Amazon is the only player that has a real answer to all of those questions simultaneously — which is probably why they're both running their own Buy for Me agent and blocking competitors like Perplexity Comet from accessing their listings. They know what the moat is.


What Actually Matters

The thing that happened in China matters more than any Western announcement right now. Not because 120 million orders in six days is a number we can transplant to the U.S. market — we can't, the structural conditions are completely different. But because it proves the model works when someone owns the full stack. Closed-loop systems ship faster than open-protocol ecosystems. That's not new information, but it's useful to see it demonstrated at transaction scale.

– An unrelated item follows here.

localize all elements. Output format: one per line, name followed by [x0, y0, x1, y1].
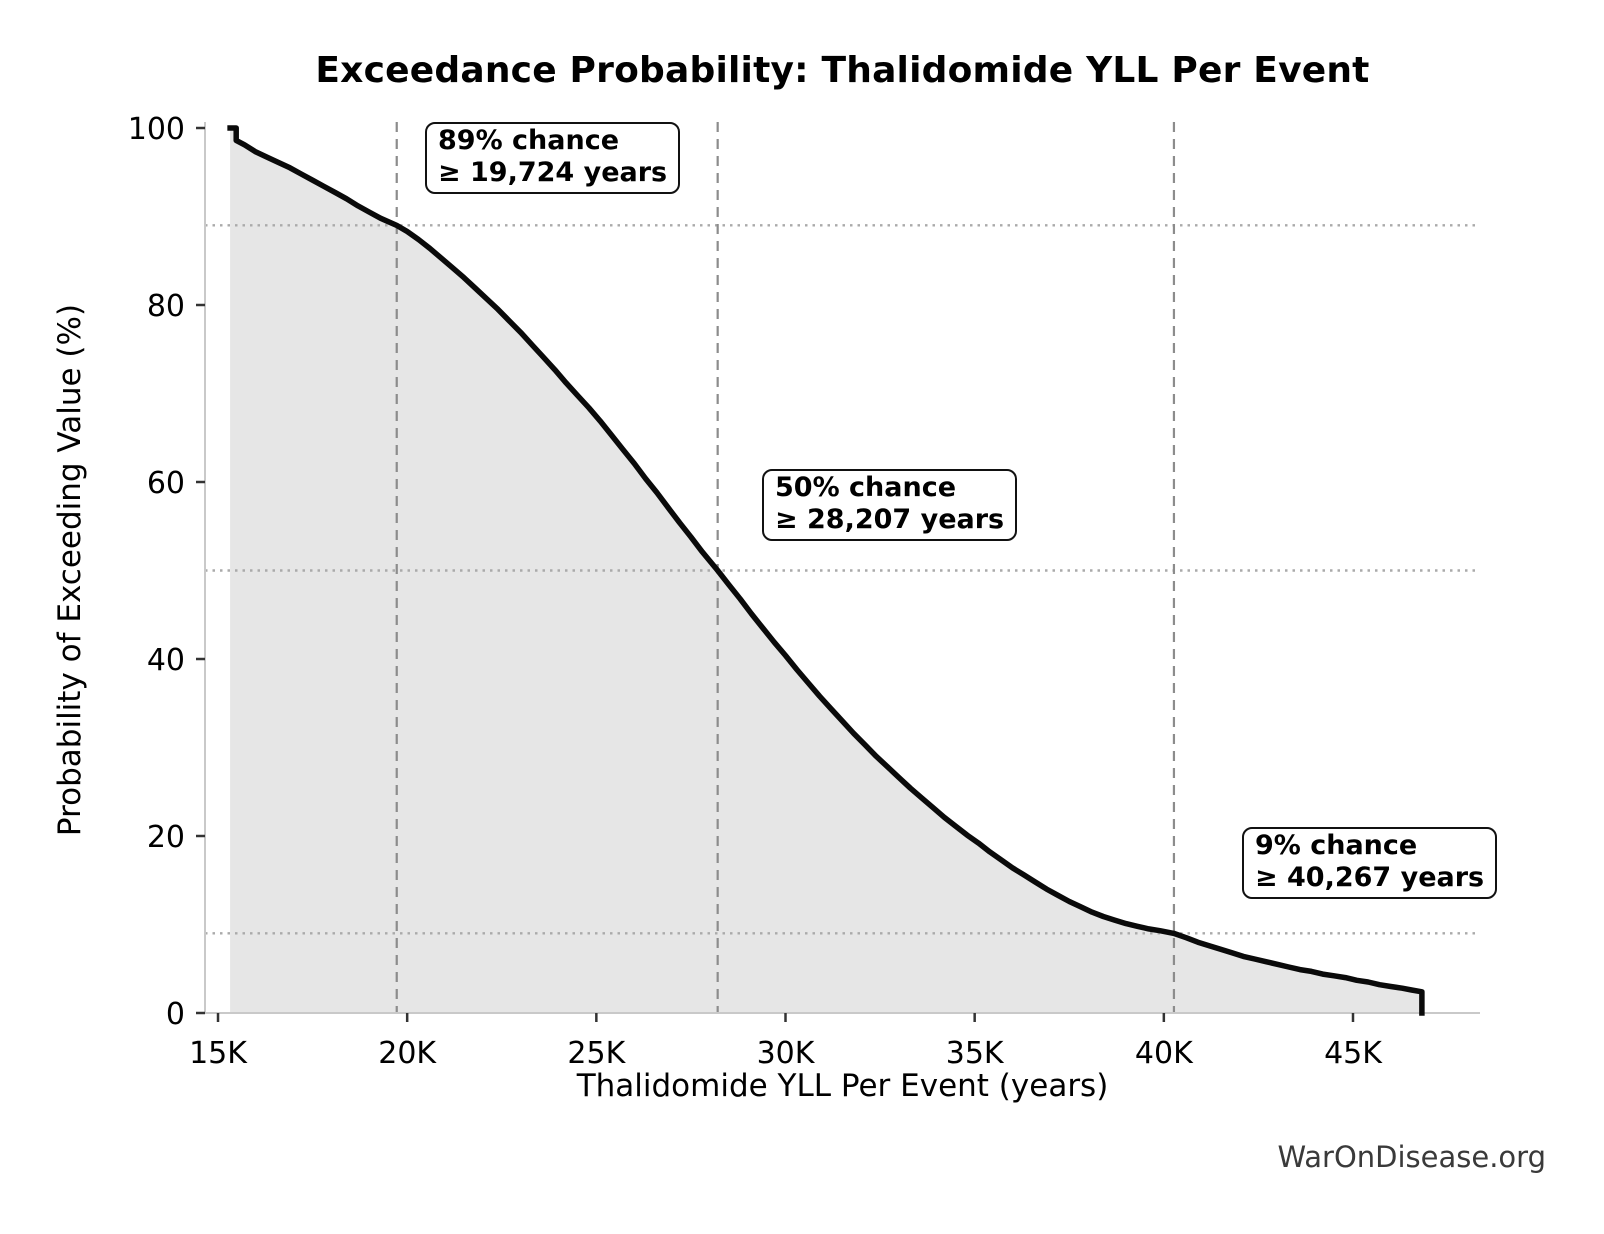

The Meta story matters because the distribution is real and the strategy is coherent. 3.3 billion daily active users is not a rounding error. If WhatsApp Business AI moves from answering product questions to completing transactions, that's a global commerce shift that will happen in markets most U.S. brands aren't paying attention to — Latin America, Southeast Asia, India — before it reaches domestic feeds.

Reddit's thesis is interesting and probably right. The recommendation layer will matter more than the execution layer. If agents are autonomous at checkout, the competitive advantage shifts upstream to whoever the agent trusts for product guidance. Reddit's bet is that they're already embedded in that position.

The protocol fragmentation is a problem that will work itself out, but slowly. Six competing agent payment protocols running simultaneously means the market hasn't picked its rails yet. Until it does, brands building for agentic commerce need to hedge across standards rather than bet on one.

And the data quality problem — the one that 82% of executives are pointing to — is the unglamorous work that determines whether any of this actually converts. A beautiful commerce surface sitting on top of incomplete, SEO-optimized, human-browsing-optimized catalog data is not going to perform. The brands that fix their data infrastructure now will have a real advantage when the surface wars settle.

Everyone can announce a commerce surface. The question is what's behind it.


The Invisibility Arc

In Instant Checkout, I write about what I call the Invisibility Principle — the pattern where truly transformative technology follows a predictable arc: novelty, utility, integration, invisibility. Electricity did it. GPS did it. The internet did it. Commerce will too.

What we're watching right now — Meta, Reddit, Alibaba, Google, Microsoft, all racing to make their surface shoppable through agents — is the messy middle of that arc. We're somewhere between utility and integration. The technology works. The announcements are real. But the seams are showing everywhere. Six competing protocols. Catalog data built for humans, not machines. Trust frameworks that exist on paper but not in consumer behavior. Fulfillment that still requires someone to put a product in a box.

The surfaces will keep multiplying. That's the easy part. The hard part — the part that determines who actually wins — is the invisible infrastructure underneath: clean data, earned trust, reliable fulfillment. The platforms that solve those problems won't need to announce anything. Their commerce will just work. And eventually, like electricity, nobody will think about it at all.

The ones that skip that work and just slap a buy button on an AI chat window? They'll be the retail media networks nobody uses.